By: Cory Berlekamp
As a part of the Pursuing Cultural Humility grant, on Oct. 29, students, faculty, and the surrounding community were exposed to the culture of recovery and art in Findlay.
Volunteer coordinator at FOCUS, Ben Hippensteel, and fourth year pharmacy student at the University of Findlay, Victoria Ayoola, hosted the event “Right Brain, Right Recovery”, in the Jebbett Meeting room at the College of Business building.
The event showcased pieces of art from four different local artists who were inspired by people in the community that were going through recovery.
“Since I have a studio at the Jones building and know the artists here in town, I thought it would be really cool to connect people who were in recovery with artists in town,” Hippensteel said. “The person in recovery would sit down with the artist and tell them about their journey and then the artist would be inspired by the person’s story and would create a piece based on their story.”
According to Hippensteel, this project is a part of the larger grant of Pursuing Cultural Humility that the Buford Center on campus was awarded last year.
“The key was to create a project within your community that created a culture of humility, diversity, and exposure of something completely different than something Findlay hasn’t seen before, or wasn’t aware that was there,” Hippensteel said. “Within that, I wanted the people in recovery to be exposed [to] the art world and the art culture and realize that they are cultural beings and that their story had power in a different way.”

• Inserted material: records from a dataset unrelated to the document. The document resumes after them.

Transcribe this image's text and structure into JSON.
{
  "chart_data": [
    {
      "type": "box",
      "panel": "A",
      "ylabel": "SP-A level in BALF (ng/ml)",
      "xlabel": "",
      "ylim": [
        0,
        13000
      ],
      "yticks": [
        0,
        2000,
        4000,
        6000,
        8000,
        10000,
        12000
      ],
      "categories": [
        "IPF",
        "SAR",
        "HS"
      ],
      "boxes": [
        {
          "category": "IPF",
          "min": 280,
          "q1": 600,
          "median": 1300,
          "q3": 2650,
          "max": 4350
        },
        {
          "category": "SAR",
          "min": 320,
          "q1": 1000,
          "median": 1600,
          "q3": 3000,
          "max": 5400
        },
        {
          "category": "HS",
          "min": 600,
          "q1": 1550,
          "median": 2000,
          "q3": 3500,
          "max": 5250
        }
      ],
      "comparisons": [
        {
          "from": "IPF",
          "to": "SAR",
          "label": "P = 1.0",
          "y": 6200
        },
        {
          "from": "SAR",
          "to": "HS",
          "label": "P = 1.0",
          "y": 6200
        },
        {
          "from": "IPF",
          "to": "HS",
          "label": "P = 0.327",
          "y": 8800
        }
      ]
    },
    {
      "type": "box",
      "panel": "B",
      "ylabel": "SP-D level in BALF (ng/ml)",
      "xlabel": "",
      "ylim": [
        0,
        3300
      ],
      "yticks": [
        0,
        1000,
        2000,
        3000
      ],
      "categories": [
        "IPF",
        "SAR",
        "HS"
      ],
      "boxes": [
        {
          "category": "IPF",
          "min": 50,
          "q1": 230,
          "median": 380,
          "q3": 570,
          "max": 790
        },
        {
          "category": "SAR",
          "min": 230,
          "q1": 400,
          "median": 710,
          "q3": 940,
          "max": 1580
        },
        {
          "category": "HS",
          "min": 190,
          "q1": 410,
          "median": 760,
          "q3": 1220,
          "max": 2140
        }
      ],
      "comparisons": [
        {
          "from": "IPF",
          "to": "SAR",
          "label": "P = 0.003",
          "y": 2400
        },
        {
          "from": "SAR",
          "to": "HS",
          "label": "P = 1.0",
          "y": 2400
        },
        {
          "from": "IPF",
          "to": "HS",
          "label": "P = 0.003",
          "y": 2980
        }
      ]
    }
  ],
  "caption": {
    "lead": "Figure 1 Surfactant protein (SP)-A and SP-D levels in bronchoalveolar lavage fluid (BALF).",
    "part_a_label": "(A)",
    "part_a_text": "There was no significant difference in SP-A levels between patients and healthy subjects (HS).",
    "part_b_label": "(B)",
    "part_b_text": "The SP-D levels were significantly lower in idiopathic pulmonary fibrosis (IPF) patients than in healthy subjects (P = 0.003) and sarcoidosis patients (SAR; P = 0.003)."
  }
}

Ayoola and Hippensteel were paired together after Hippensteel’s original student partner graduated and Ayoola’s initial project fell through with Century Health. According to Ayoola, she was more than happy to work with Hippensteel on the project.
“At the end, I really do think it was good pair because I recently got connected with art because I took a painting course in the spring,” said Ayoola. “Ever since then, I have been diving into this little area of art culture that I didn’t know that I had so when they told me that I could be paired up with Ben, I was like ‘yes, I’m all for it’.”
According to Ayoola, her main goal did not change when she first joined the Pursuit of Cultural Humility project, but since then it has become more focused.
“For me, my main goal was to be able to connect with somebody in the community that’s basically being inspired about what I am going to be doing when I graduate,” Ayoola said. “Now, my goal is that people will be truly touched by this experience, that they learn something new, and they have a different mindset about both art culture and recovery culture.”